I’m not new to adding technology to my classroom. But never before has it been like this. Even for students, this has been an adjustment. It may be dangerous to stereotype our digital natives, they need explicit instruction on how to rethink education.
Since COVID, I’d added the following tools to rethink education. I’ll add the tool link and also an example activity that I think has been effective.
- Vocabulary.com: Host a vocabulary jam live in our Zoom meeting to gamify learning words for our novel units.
- Google Classroom, but amplified: I used it before but now it’s my rock, my base. I find with planning for tech it’s important to use what students already know and build from there. Quality over quantity with assignments.

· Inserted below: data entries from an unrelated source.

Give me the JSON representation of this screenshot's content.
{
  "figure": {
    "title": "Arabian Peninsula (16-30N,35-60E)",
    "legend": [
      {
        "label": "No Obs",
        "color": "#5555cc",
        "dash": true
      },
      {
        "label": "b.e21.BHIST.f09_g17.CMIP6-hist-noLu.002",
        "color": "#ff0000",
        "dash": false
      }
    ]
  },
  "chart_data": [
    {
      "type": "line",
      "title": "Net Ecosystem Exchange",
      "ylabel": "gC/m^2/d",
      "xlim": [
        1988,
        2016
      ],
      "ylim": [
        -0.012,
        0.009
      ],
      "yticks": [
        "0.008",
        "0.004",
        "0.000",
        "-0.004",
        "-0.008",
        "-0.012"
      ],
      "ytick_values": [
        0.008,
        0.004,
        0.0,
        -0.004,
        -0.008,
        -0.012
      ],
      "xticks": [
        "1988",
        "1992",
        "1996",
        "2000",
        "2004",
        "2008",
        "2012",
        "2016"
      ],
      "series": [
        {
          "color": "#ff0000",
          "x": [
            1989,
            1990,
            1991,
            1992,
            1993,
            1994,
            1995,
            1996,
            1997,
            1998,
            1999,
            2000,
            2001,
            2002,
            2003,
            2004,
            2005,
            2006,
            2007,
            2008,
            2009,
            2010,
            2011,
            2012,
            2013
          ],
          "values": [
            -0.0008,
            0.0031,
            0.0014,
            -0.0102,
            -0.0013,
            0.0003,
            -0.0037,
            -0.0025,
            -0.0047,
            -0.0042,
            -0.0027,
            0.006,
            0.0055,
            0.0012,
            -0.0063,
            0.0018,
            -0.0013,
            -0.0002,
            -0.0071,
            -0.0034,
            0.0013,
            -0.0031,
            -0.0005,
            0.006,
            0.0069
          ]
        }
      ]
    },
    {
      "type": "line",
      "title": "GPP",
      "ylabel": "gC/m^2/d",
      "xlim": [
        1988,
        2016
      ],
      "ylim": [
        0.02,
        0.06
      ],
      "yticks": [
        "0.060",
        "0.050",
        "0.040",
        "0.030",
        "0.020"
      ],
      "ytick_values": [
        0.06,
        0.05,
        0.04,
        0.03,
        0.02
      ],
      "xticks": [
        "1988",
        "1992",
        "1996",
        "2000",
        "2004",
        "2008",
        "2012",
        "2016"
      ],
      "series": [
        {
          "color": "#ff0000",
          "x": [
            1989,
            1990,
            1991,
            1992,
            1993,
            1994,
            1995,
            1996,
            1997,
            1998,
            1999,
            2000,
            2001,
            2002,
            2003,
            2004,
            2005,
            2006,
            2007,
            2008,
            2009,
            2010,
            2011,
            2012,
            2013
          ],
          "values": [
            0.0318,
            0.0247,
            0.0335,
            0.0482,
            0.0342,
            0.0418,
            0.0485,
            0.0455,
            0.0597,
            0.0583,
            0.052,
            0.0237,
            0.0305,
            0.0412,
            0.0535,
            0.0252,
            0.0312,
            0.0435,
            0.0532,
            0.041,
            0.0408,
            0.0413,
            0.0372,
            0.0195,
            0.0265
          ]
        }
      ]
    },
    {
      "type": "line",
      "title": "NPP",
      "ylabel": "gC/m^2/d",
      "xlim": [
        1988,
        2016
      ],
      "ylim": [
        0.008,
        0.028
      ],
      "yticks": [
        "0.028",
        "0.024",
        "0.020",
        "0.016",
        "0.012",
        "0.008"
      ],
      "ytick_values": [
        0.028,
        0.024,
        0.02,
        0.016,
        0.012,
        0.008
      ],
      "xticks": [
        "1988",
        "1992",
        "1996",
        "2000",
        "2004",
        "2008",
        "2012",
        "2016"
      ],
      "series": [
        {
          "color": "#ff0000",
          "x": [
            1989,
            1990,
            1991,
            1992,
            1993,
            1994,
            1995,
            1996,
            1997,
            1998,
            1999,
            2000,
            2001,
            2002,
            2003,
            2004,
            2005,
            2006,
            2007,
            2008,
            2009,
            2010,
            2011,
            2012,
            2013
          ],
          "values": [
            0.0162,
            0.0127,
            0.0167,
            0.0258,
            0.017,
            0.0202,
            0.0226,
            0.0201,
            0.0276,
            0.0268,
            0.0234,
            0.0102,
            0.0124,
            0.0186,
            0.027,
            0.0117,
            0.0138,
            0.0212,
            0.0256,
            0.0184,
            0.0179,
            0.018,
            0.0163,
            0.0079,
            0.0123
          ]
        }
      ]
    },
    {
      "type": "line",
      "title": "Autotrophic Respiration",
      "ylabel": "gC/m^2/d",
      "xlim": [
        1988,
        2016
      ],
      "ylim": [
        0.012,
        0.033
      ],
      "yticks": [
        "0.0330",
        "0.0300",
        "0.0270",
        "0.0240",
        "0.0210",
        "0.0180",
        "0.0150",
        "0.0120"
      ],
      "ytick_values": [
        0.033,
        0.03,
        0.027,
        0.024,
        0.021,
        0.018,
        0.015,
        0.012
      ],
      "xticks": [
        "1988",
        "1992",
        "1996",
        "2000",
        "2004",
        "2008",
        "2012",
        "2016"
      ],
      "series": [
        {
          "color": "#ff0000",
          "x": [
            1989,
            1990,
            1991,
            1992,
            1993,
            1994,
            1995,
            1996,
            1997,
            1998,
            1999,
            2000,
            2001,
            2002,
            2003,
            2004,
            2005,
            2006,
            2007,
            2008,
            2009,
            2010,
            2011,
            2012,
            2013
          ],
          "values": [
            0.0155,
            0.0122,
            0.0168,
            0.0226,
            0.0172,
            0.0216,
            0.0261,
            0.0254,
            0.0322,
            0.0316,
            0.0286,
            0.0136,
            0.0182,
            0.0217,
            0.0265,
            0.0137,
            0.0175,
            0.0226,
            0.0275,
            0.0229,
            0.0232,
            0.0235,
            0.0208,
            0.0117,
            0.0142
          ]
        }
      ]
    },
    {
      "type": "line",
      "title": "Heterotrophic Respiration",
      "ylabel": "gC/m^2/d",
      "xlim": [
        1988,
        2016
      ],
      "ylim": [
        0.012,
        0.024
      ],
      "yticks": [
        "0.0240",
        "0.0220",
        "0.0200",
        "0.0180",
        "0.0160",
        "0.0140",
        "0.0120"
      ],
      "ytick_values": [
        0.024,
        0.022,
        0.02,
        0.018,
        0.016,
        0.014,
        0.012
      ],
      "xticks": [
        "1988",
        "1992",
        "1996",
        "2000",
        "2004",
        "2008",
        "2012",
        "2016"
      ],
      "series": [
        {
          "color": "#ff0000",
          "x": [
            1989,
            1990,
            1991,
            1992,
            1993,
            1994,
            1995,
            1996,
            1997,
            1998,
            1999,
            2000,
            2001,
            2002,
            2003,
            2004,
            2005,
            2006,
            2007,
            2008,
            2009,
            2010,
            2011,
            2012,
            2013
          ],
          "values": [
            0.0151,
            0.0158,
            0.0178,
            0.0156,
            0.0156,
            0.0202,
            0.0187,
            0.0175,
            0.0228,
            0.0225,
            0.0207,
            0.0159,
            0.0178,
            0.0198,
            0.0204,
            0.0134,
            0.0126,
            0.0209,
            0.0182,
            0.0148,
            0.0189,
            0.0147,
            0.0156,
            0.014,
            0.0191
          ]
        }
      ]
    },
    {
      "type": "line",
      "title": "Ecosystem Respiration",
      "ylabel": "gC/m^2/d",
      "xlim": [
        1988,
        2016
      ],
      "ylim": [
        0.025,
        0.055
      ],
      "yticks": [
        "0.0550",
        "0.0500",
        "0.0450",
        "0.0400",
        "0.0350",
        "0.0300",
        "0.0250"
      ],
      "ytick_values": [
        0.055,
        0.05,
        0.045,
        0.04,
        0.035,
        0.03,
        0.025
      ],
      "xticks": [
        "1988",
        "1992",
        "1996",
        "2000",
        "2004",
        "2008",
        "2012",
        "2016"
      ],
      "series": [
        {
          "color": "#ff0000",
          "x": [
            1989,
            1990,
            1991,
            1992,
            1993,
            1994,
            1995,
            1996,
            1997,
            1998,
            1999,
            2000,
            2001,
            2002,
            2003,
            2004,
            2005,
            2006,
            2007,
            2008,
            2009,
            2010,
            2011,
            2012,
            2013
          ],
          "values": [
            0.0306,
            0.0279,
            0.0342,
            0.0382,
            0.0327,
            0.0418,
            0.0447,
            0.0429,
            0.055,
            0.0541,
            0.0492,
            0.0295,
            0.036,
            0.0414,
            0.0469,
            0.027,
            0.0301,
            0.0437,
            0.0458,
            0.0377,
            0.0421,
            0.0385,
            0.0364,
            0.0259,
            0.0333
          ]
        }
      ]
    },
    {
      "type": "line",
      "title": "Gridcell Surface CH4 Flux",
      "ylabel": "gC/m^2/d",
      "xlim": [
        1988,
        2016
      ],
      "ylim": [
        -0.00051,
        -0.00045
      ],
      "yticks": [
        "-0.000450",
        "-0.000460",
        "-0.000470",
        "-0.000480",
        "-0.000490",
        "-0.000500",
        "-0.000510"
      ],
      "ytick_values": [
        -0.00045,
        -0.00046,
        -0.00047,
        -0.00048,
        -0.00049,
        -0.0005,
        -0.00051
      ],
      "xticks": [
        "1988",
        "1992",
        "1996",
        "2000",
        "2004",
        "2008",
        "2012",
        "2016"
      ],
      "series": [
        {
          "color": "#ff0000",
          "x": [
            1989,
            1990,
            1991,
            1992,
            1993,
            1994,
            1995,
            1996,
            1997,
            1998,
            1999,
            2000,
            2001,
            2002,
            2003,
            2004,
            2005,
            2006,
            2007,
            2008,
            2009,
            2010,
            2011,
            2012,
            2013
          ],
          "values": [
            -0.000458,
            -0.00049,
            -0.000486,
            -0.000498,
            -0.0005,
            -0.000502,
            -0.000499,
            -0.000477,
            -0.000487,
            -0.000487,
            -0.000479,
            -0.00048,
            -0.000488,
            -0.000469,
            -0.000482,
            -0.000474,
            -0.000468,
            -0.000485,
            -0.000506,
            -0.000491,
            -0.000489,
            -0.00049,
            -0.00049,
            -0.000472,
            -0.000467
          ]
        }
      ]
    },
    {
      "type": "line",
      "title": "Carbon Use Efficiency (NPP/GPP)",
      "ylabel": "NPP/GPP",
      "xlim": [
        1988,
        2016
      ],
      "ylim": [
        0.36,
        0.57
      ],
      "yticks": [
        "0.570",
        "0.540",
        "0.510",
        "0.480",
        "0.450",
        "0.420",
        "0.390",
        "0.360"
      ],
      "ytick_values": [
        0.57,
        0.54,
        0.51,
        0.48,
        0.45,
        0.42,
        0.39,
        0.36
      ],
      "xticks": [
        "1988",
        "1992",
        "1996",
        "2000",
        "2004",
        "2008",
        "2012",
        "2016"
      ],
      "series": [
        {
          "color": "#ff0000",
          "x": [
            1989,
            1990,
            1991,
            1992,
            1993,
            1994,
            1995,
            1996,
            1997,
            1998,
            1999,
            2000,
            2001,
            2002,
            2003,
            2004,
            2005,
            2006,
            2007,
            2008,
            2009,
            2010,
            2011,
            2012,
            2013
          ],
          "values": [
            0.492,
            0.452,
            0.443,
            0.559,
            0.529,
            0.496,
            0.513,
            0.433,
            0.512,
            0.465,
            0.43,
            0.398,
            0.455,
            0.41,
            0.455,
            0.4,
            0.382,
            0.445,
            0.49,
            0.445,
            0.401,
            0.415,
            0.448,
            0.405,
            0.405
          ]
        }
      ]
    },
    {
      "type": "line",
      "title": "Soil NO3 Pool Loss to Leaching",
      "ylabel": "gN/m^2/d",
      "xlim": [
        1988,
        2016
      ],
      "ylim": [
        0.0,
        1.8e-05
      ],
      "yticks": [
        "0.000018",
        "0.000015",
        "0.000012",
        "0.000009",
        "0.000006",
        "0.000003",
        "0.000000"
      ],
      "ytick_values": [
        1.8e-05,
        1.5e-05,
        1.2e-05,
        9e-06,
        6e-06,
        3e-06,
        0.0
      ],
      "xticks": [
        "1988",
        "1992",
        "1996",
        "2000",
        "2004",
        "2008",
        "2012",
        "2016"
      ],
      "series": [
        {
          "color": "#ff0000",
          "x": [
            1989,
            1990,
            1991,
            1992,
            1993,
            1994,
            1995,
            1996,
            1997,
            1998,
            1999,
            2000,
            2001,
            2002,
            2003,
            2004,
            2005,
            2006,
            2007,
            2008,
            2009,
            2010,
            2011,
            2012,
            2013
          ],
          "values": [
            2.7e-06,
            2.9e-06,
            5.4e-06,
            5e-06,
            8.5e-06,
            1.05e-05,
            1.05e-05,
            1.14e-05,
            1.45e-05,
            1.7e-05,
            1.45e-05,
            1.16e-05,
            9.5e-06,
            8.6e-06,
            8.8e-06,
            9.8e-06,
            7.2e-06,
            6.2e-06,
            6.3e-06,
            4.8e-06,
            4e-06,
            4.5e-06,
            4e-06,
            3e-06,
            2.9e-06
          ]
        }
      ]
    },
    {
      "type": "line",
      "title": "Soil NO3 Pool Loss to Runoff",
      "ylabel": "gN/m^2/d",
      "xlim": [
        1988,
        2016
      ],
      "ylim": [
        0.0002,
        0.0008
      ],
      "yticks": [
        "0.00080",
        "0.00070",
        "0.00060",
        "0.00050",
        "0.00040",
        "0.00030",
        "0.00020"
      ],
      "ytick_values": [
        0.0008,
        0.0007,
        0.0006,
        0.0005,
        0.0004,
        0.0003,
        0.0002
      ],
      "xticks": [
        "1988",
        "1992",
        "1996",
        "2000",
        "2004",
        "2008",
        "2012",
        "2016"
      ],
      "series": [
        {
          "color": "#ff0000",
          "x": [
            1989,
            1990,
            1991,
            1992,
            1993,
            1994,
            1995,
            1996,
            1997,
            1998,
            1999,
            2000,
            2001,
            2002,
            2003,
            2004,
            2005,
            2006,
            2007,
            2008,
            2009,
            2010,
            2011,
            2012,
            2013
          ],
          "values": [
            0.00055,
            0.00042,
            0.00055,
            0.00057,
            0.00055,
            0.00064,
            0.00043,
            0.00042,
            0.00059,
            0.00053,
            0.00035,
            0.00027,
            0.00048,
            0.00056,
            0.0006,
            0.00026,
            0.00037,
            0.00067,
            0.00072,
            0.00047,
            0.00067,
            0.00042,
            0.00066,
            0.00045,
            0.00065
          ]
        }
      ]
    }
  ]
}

- So much can be said about using G Suite for online learning. One example is having a silent discussion in a Google Doc during our Zoom meeting, where we are all talking and contributing to a list of discussion questions collectively. They all have a voice and can contribute to the Doc where and when they can. For me, this has replaced in-class whole discussions (the bread and butter of ELA). I also want to try out Parlay to achieve the same purpose.
We are seeing so many disruptions to the traditional model of education that I’m wondering what can just be thrown out entirely: IB examinations no longer being held, suspended requirements for major higher education institutions, etc. I am left thinking about what really matters.
How are we addressing the equity issue for digital age learners?
What tech integration strategies have worked and should be kept once brick-and-mortars reopen?
We know the world’s institutions can function without high stakes tests, why add them back?
How will my classroom change for the future?